Jack smiles. “Something like that. The girl, Ciara Williams, is in town. Has been for a few months. You may know her current whereabouts better than I.”
I nod once.
He mimics my motion and goes on, not mentioning Ciara’s current state.
“Now the girl they fostered but didn’t adopt, her real name was Sienna Jacobs. Chase is new.”
“Where does the Jacobs come from?”
“She was found when she was about a year old. Left in a public restroom, poor kid.”
He hands me two print outs of a too-skinny baby. I know it’s her the minute I see her face. It’s the eyes. Almond-shaped, and whiskey-colored and already scared.
I feel my chest tighten.
“She was filthy and starved. Had a gold bracelet with the name Jacobs on it wrapped around her wrist.”
I remember the only piece of jewelry she wore last night was a thin gold bracelet. At least she had it on when she was first brought to me. They would have stripped her of everything before the auction. No personal effects.
“She kept Williams as her name.”
“Did she legally change it to Chase at some point?”
“Not legally, no. Not as far as anything I found. And she’s been off the grid for seven years. No social media accounts. No publicly listed number. Nothing. There was some talk about an accusation she made against the senator and his son some years back. Went to the police to report abuse.”
“What kind of abuse?”
Jack looks through something on his computer, shakes his head. “There’s no file. Just says it was disproved. This I’m getting from a gossip magazine. No police report to prove she ever even went to them. If there was ever a file, it’s gone now. And then the girl disappeared. I’m guessing after what she did, she’d probably overstayed her welcome at the senator’s house.

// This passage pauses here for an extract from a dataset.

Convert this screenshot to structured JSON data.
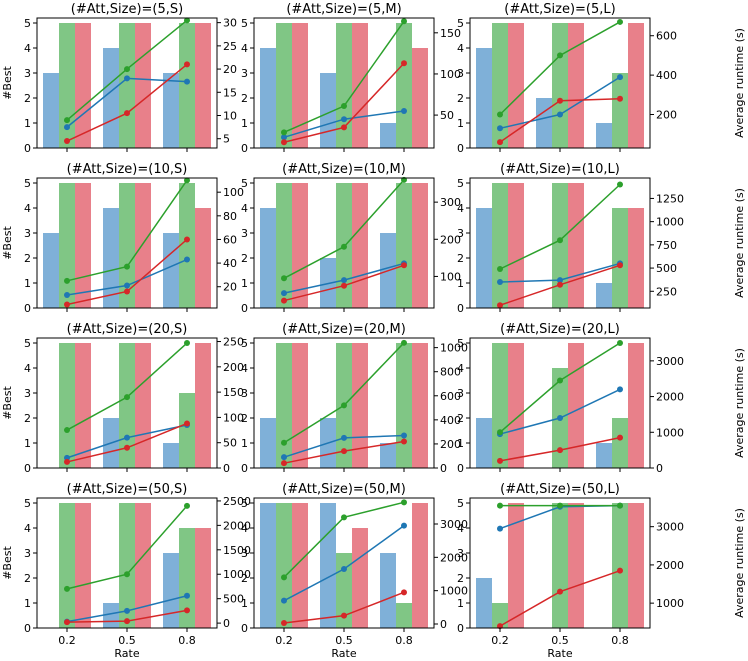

“Now as far as the name Sienna Chase goes…” he trails off, he turns his monitor around. “Three living in the state of Nevada, none in Las Vegas. A Sienna Chase did pass away some years ago. It’s probably where the driver’s license she’s using comes from.”
“Huh.” I study the screen. What are you hiding from, Sienna Jacobs?
Jacobs.
Like she doesn’t exist.
“All right. Thank you, Jack.” I stand. “Let me know if you find out anything else. Dig for that police report. And find more gossip if you can.”
He stands too, extends his hand to shake mine. “I will. You take care now.”